Lutte contre la pandémie : on en est où ? et après ?

Dans cette crise sanitaire, certains pays s’en tirent mieux que d’autre. Outre l’Allemagne, dont la stratégie gagnante a été de dépister, tester et isoler tôt, la Thaïlande s’est aussi illustrée par la résilience de son système de santé et on compte bien moins de cas au Vietnam que ce à quoi on aurait pu s’attendre. Souvent, il n’est plus temps de faire marche arrière, car la clé du contrôle de l’épidémie a souvent été liée à la rapidité des premières mesures mises en place. Il n’est jamais trop tard pour se pencher sur les leçons tirées des crises sanitaires précédentes à travers le monde, et en parallèle plusieurs enquêtes francophones sont en cours sur le Covid-19 .

Là où elle n’a pas bien été contrôlée, la situation pour les soignant·es « en première ligne » est réellement difficile. Alors que dans de nombreux pays, on manque de respirateurs, ils et elles se retrouvent parfois à devoir choisir à qui accorder ou non les traitements qui pourront les sauver, présentant des choix éthiques parfois extrêmement lourds à porter. Face à cela, le gouvernement français a proposé de laisser le choix à un algorithme. Au Bangladesh, face au sous-équipement, le personnel médical refuse d’aller travailler en se mettant en danger, provoquant de vives tensions dans le pays. Ce qui est sûr, c’est que les populations marginalisées meurent à une vitesse alarmante.

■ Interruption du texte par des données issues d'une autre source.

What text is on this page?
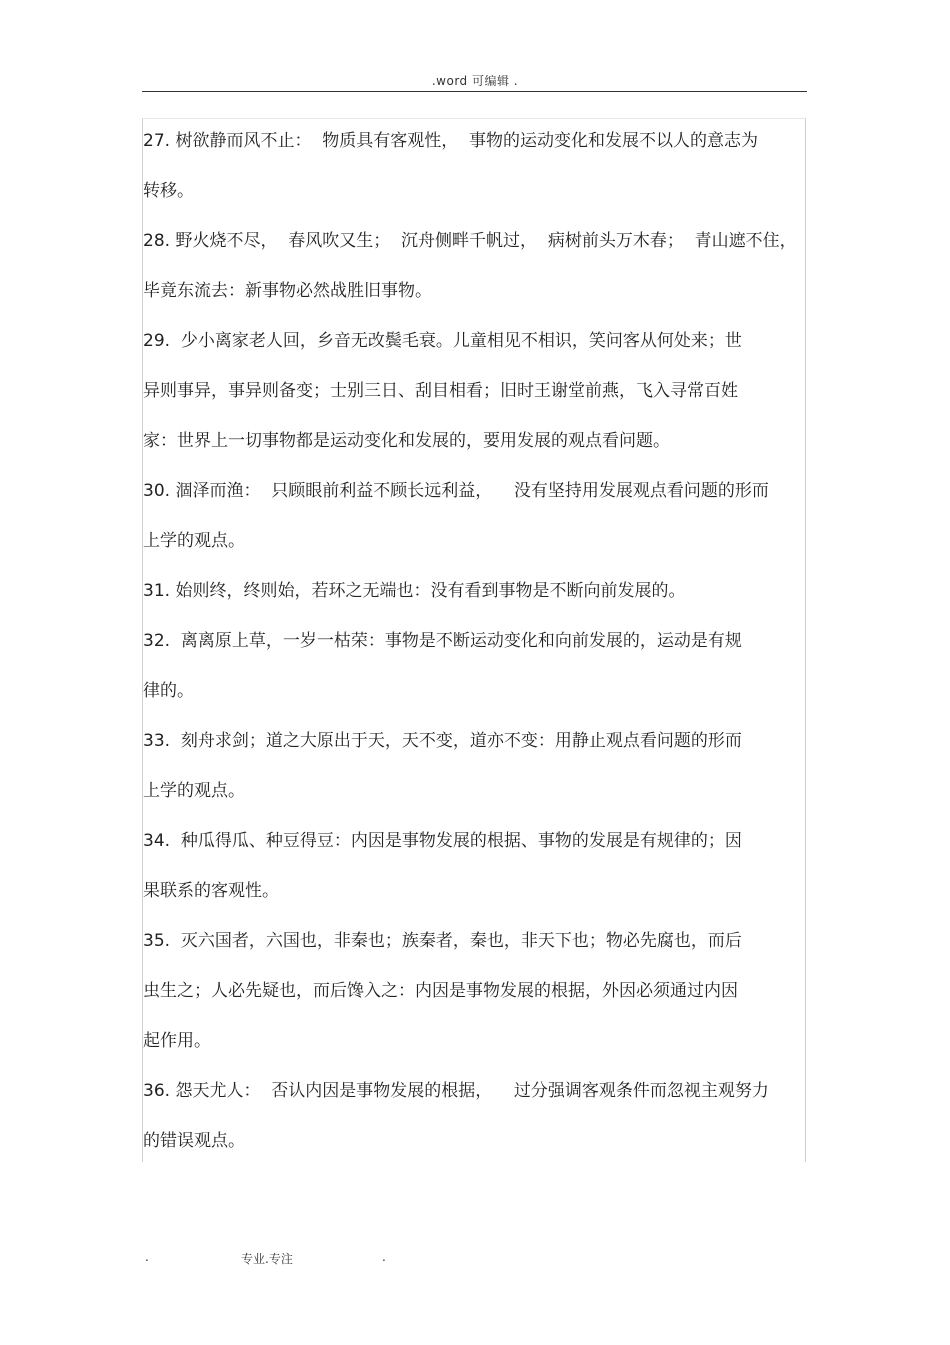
.word 可编辑 .
27. 树欲静而风不止：  物质具有客观性，  事物的运动变化和发展不以人的意志为
转移。
28. 野火烧不尽，  春风吹又生；  沉舟侧畔千帆过，  病树前头万木春；  青山遮不住，
毕竟东流去：新事物必然战胜旧事物。
29.  少小离家老人回，乡音无改鬓毛衰。儿童相见不相识，笑问客从何处来；世
异则事异，事异则备变；士别三日、刮目相看；旧时王谢堂前燕，飞入寻常百姓
家：世界上一切事物都是运动变化和发展的，要用发展的观点看问题。
30. 涸泽而渔：  只顾眼前利益不顾长远利益，    没有坚持用发展观点看问题的形而
上学的观点。
31. 始则终，终则始，若环之无端也：没有看到事物是不断向前发展的。
32.  离离原上草，一岁一枯荣：事物是不断运动变化和向前发展的，运动是有规
律的。
33.  刻舟求剑；道之大原出于天，天不变，道亦不变：用静止观点看问题的形而
上学的观点。
34.  种瓜得瓜、种豆得豆：内因是事物发展的根据、事物的发展是有规律的；因
果联系的客观性。
35.  灭六国者，六国也，非秦也；族秦者，秦也，非天下也；物必先腐也，而后
虫生之；人必先疑也，而后馋入之：内因是事物发展的根据，外因必须通过内因
起作用。
36. 怨天尤人：  否认内因是事物发展的根据，    过分强调客观条件而忽视主观努力
的错误观点。
.	专业.专注	.
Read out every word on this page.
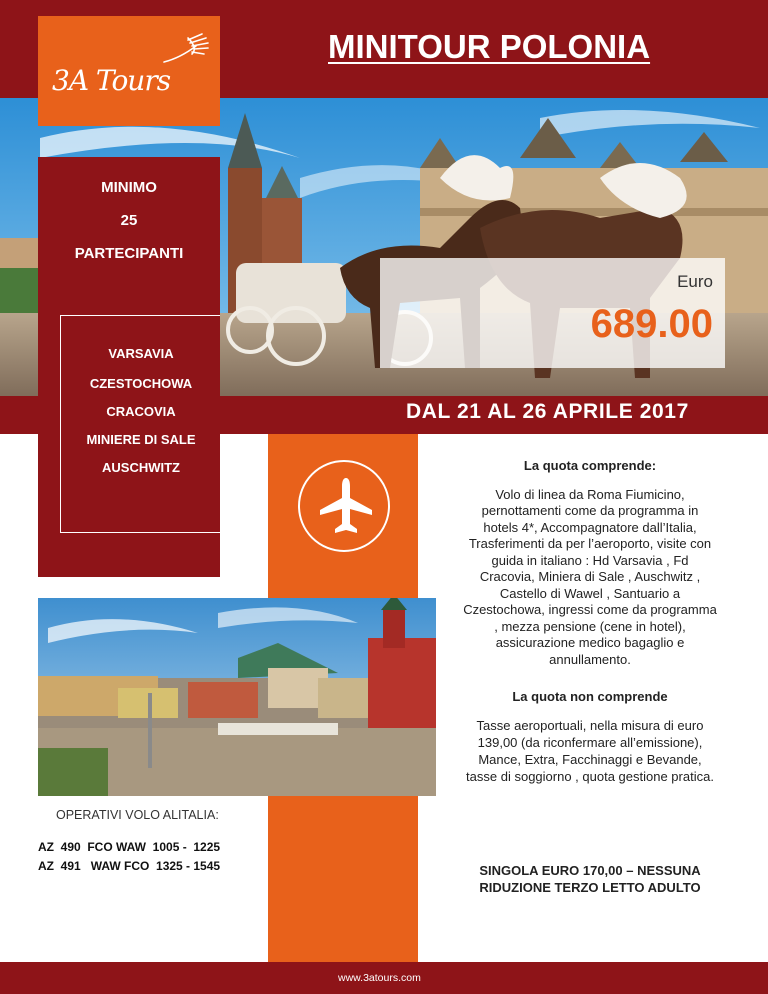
3A Tours
MINITOUR POLONIA
Euro
689.00
DAL 21 AL 26 APRILE 2017
MINIMO
25
PARTECIPANTI
VARSAVIA
CZESTOCHOWA
CRACOVIA
MINIERE DI SALE
AUSCHWITZ	La quota comprende:
Volo di linea da Roma Fiumicino,
pernottamenti come da programma in
hotels 4*, Accompagnatore dall’Italia,
Trasferimenti da per l’aeroporto, visite con
guida in italiano : Hd Varsavia , Fd
Cracovia, Miniera di Sale , Auschwitz ,
Castello di Wawel , Santuario a
Czestochowa, ingressi come da programma
, mezza pensione (cene in hotel),
assicurazione medico bagaglio e
annullamento.
La quota non comprende
Tasse aeroportuali, nella misura di euro
139,00 (da riconfermare all’emissione),
Mance, Extra, Facchinaggi e Bevande,
tasse di soggiorno , quota gestione pratica.
SINGOLA EURO 170,00 – NESSUNA RIDUZIONE TERZO LETTO ADULTO
OPERATIVI VOLO ALITALIA:
AZ  490  FCO WAW  1005 -  1225
AZ  491   WAW FCO  1325 - 1545
www.3atours.com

A Madagascar, des médecins réalisent des tests de dépistage du Covid-19. Photo : Collection de photo de la Banque Mondiale (CC BY-NC-ND 2.0)

En attendant, les débats et enjeux autour de la gestion de la crise sanitaire restent d’envergure. Ces dernières semaines ont démontré que les chiffres étaient probablement sous-estimés, posant la question de leur construction. D’une part, la difficulté à dépister la cause de la mortalité contribue à semer des doutes sur les informations transmises par différents gouvernements : ainsi, au Brésil, les chiffres seraient jusqu’à 15 fois plus élevés. De plus, la vive émotion autour de la gestion de la crise peut parfois faire manquer de rigueur dans les analyses de la situation. D’ailleurs, le COVID-19 accroît les tensions entre foi et science à travers l’Afrique et ailleurs.

Dans ce contexte, les décisions de déconfinement posent question. Selon de nombreux expert·es, en France, elle n’aurait pas été assez mûrement réfléchie. Dans les quartiers les plus durement touchés, comme en Seine-Saint-Denis, la reprise de l’école sans protocole sanitaire qui puisse matériellement être respecté est source d’inquiétude. En Afrique de l’Ouest, des chercheurs craignent qu’un renforcement des mesures de confinements se traduisent par une « explosion des activités souterraines, incontrôlées, et de nature à davantage favoriser les contaminations communautaires. » En parallèle des décisions immédiates de gestion de crise, il ne faut pas perdre de vue le risque de voir des grands groupes pharmaceutiques privatiser les traitements à l’étude par des brevets.

Notre crise, leurs profits

À nouveau, on a vu ces dernières semaines des choses assez inédites. La spectaculaire chute du cours du pétrole états-unien en négatif (-37%), le 19 avril, a marqué les esprits. Depuis la mi-mars, l’effondrement de la demande mondiale de pétrole a provoqué un ouragan et une guerre de positions à l’OPEP. Mais également des situations inattendues, comme des pénuries de préservatifs, qui sont une inquiétude majeure pour la santé sexuelle et reproductive.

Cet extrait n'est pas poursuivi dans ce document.